Wodes
Wodes

Reputation: 1

How to calculate average from command line? Homework excercize

I have to make a program which calculates the average, the modal value and the median of some numbers insert on command line. The numbers have to be in a range [1,10] I can't understand why it stops. Where am I wrong? This is the code:

import java.lang.Integer;
import java.util.Arrays; 

class Stat{
    public static void main(String[] args){


        int i,median,modalValue = 0;
        float average, sum = 0;
        int repetition[] = new int[args.length];
        Integer allNumbers[] = new Integer[args.length];


        //check numbers range
            try{

                //reading args from command line
                for( i = 0; i < args.length; i++){
                    //if not in range --> exception
                    if(Integer.parseInt(args[i]) < 1 || Integer.parseInt(args[i]) > 10)
                        throw new Exception("Exception: insert number out of range. Restart the programm.");

                //put numbers in an array
                allNumbers[i] = new Integer(args[i]);
                }

                //sorting the array
                Arrays.sort(allNumbers);

                //calculate average
                for( i = 0; i < allNumbers length; i++ ){
                    sum += allNumbers[i];
                }
                average = sum / (i + 1) ;
                System.out.println("Average: " + average);

                //calcolate modal value (most frequent number)
                for( i = 0; i < repetition.length; i++){        //counting numbers occurrences
                    repetition[allNumbers[i]]++;
                }

                for( i = 1; i < repetition.length; i++){        //checking which number occurrences the most
                    if(repetition[i] >= repetition[i-1])
                        modalValue = repetition[i];
                }

                System.out.println("Modal Value: " + modalValue);


                //calculating median value
                if((allNumbers.length) % 2 == 0){       //even
                    median = allNumbers.length/2;,
                }else{                                  //odd
                    median = (allNumbers.length/2) + 1; 
                }
                System.out.println("Median: " + allNumbers[median]);


            }catch(Exception e) {                   //out of range
                System.out.println(e.getMessage());
            }




    }

}

Upvotes: 0

Views: 100

Answers (1)

Joe Daley
Joe Daley

Reputation: 46456

First Step

You will get more information about errors if you remove that try/catch. By catching the exception and printing out just its message, you are missing out on its stack trace, which will tell you exactly which line the error occurs on.

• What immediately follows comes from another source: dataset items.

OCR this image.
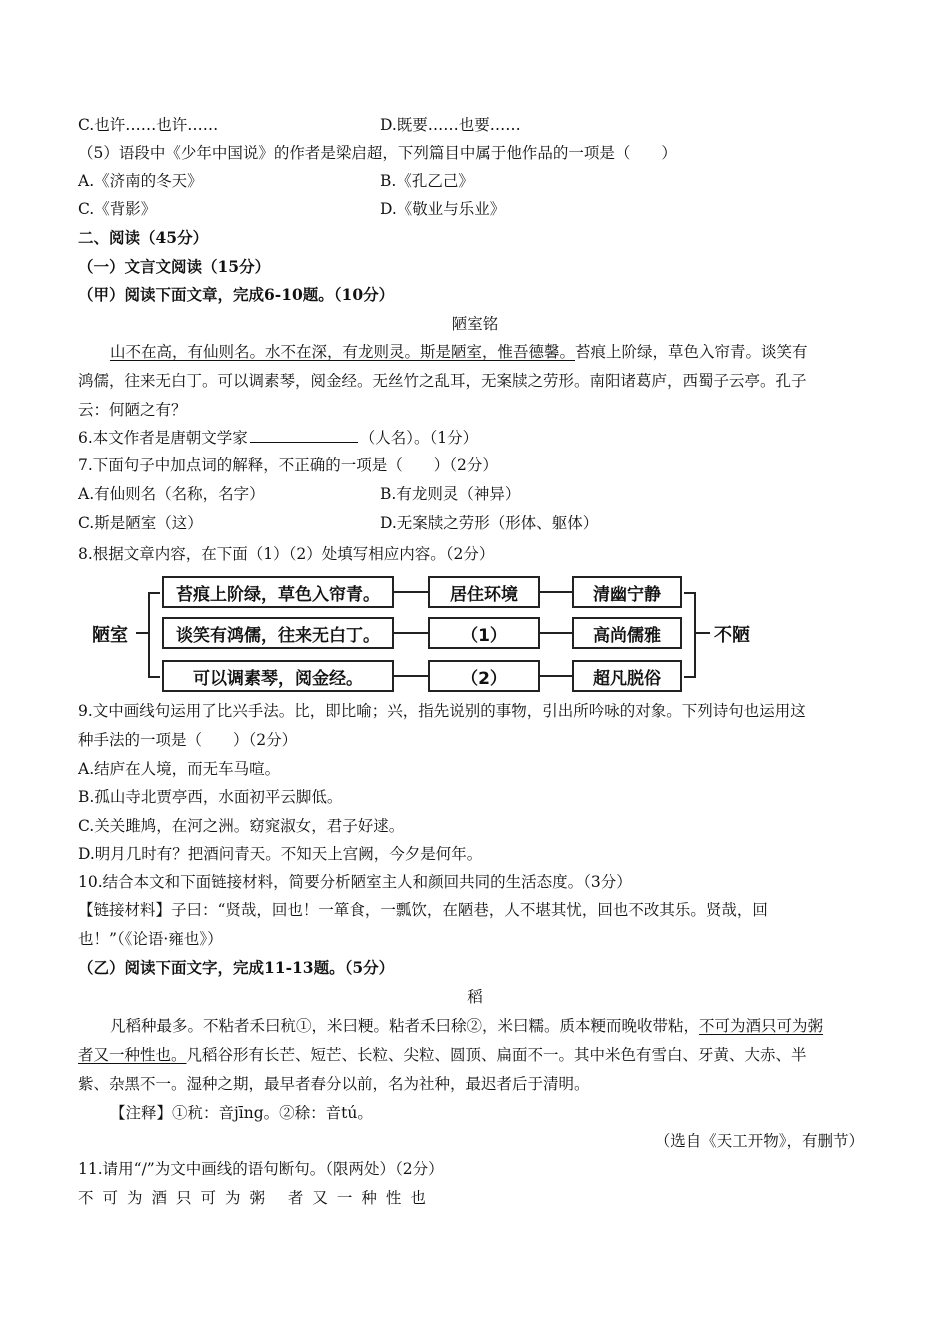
C.也许……也许……	D.既要……也要……
（5）语段中《少年中国说》的作者是梁启超，下列篇目中属于他作品的一项是（　　）
A.《济南的冬天》	B.《孔乙己》
C.《背影》	D.《敬业与乐业》
二、阅读（45分）
（一）文言文阅读（15分）
（甲）阅读下面文章，完成6-10题。（10分）
陋室铭
山不在高，有仙则名。水不在深，有龙则灵。斯是陋室，惟吾德馨。苔痕上阶绿，草色入帘青。谈笑有
鸿儒，往来无白丁。可以调素琴，阅金经。无丝竹之乱耳，无案牍之劳形。南阳诸葛庐，西蜀子云亭。孔子
云：何陋之有？
6.本文作者是唐朝文学家	（人名）。（1分）
7.下面句子中加点词的解释，不正确的一项是（　　）（2分）
A.有仙则名（名称，名字）	B.有龙则灵（神异）
C.斯是陋室（这）	D.无案牍之劳形（形体、躯体）
8.根据文章内容，在下面（1）（2）处填写相应内容。（2分）
陋室	不陋
苔痕上阶绿，草色入帘青。	居住环境	清幽宁静
谈笑有鸿儒，往来无白丁。	（1）	高尚儒雅
可以调素琴，阅金经。	（2）	超凡脱俗
9.文中画线句运用了比兴手法。比，即比喻；兴，指先说别的事物，引出所吟咏的对象。下列诗句也运用这
种手法的一项是（　　）（2分）
A.结庐在人境，而无车马喧。
B.孤山寺北贾亭西，水面初平云脚低。
C.关关雎鸠，在河之洲。窈窕淑女，君子好逑。
D.明月几时有？把酒问青天。不知天上宫阙，今夕是何年。
10.结合本文和下面链接材料，简要分析陋室主人和颜回共同的生活态度。（3分）
【链接材料】子曰：“贤哉，回也！一箪食，一瓢饮，在陋巷，人不堪其忧，回也不改其乐。贤哉，回
也！”（《论语·雍也》）
（乙）阅读下面文字，完成11-13题。（5分）
稻
凡稻种最多。不粘者禾曰秔①，米曰粳。粘者禾曰稌②，米曰糯。质本粳而晚收带粘，不可为酒只可为粥
者又一种性也。凡稻谷形有长芒、短芒、长粒、尖粒、圆顶、扁面不一。其中米色有雪白、牙黄、大赤、半
紫、杂黑不一。湿种之期，最早者春分以前，名为社种，最迟者后于清明。
【注释】①秔：音jīng。②稌：音tú。
（选自《天工开物》，有删节）
11.请用“/”为文中画线的语句断句。（限两处）（2分）
不可为酒只可为粥 者又一种性也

So firstly, remove the try/catch, and allow your main method to throw exceptions by changing its declaration to: public static void main(String[] args) throws Exception {. Compile and run it again, to allow the exception to crash the program.

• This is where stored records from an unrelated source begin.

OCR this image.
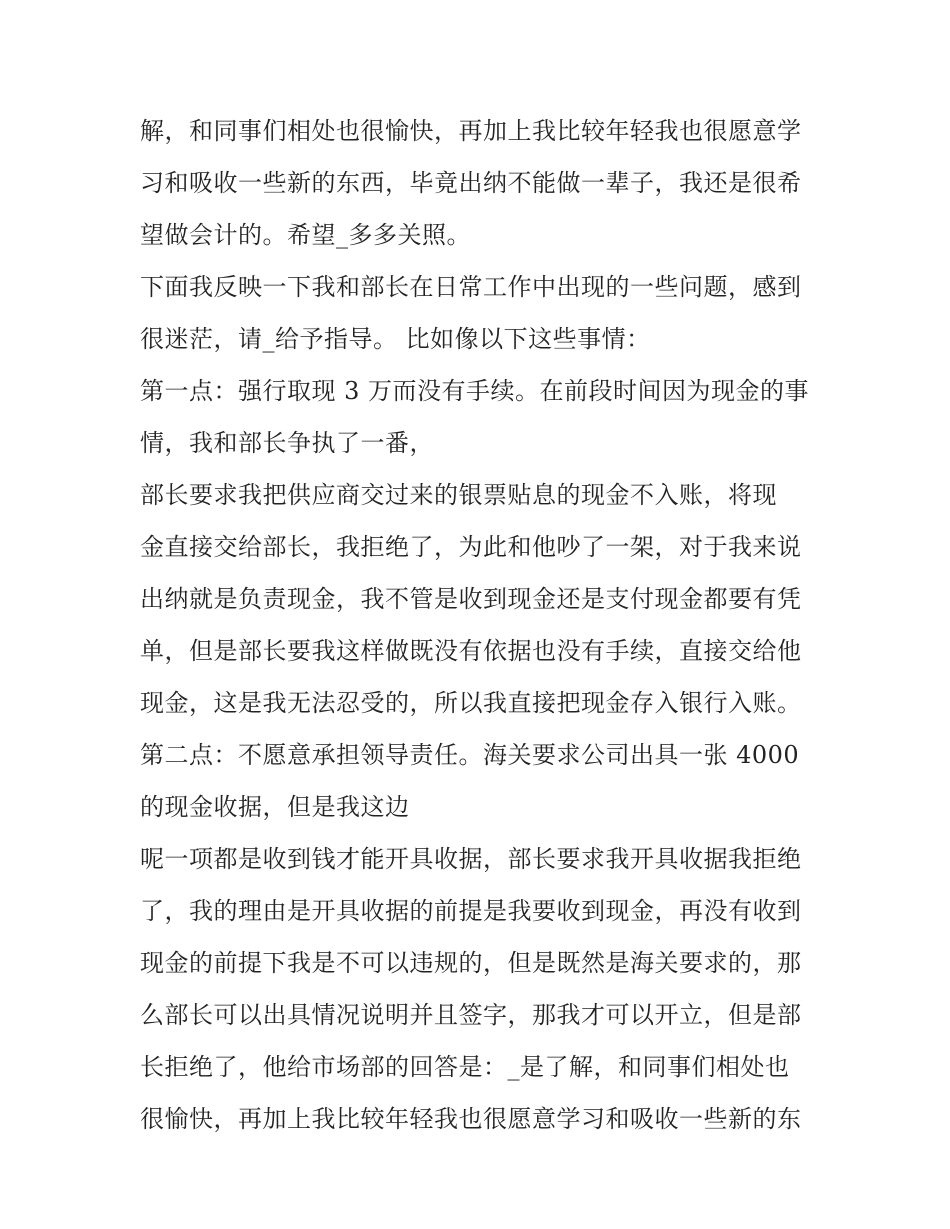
解，和同事们相处也很愉快，再加上我比较年轻我也很愿意学
习和吸收一些新的东西，毕竟出纳不能做一辈子，我还是很希
望做会计的。希望_多多关照。
下面我反映一下我和部长在日常工作中出现的一些问题，感到
很迷茫，请_给予指导。 比如像以下这些事情：
第一点：强行取现 3 万而没有手续。在前段时间因为现金的事
情，我和部长争执了一番，
部长要求我把供应商交过来的银票贴息的现金不入账，将现
金直接交给部长，我拒绝了，为此和他吵了一架，对于我来说
出纳就是负责现金，我不管是收到现金还是支付现金都要有凭
单，但是部长要我这样做既没有依据也没有手续，直接交给他
现金，这是我无法忍受的，所以我直接把现金存入银行入账。
第二点：不愿意承担领导责任。海关要求公司出具一张 4000
的现金收据，但是我这边
呢一项都是收到钱才能开具收据，部长要求我开具收据我拒绝
了，我的理由是开具收据的前提是我要收到现金，再没有收到
现金的前提下我是不可以违规的，但是既然是海关要求的，那
么部长可以出具情况说明并且签字，那我才可以开立，但是部
长拒绝了，他给市场部的回答是：_是了解，和同事们相处也
很愉快，再加上我比较年轻我也很愿意学习和吸收一些新的东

What type of exception is thrown? What line number does it say?

Second Step

Next, let's look at some of your code that helps calculate the modal value:

int repetition[] = new int[args.length];

for (i = 0; i < repetition.length; i++) {
    repetition[allNumbers[i]]++;
}

The first line will create an array with the same number of elements as numbers provided on the command line. For example, if you provide numbers 5 8 9, that's three numbers, so the array will have three elements. Array indexes start at zero, so the indexes will be 0, 1 and 2.

The for loop will then take the first number, allNumbers[0] which in my example is a 5, and increment the value in the array at index 5. This causes an exception because the array does not have an index 5. That would be "outside the bounds" of the array.

The problem here is how you create the repetition array. Creating it with only three elements is not enough. You need to think about how to create it so that it will be able to handle any number in the range of [1, 10] that you were given.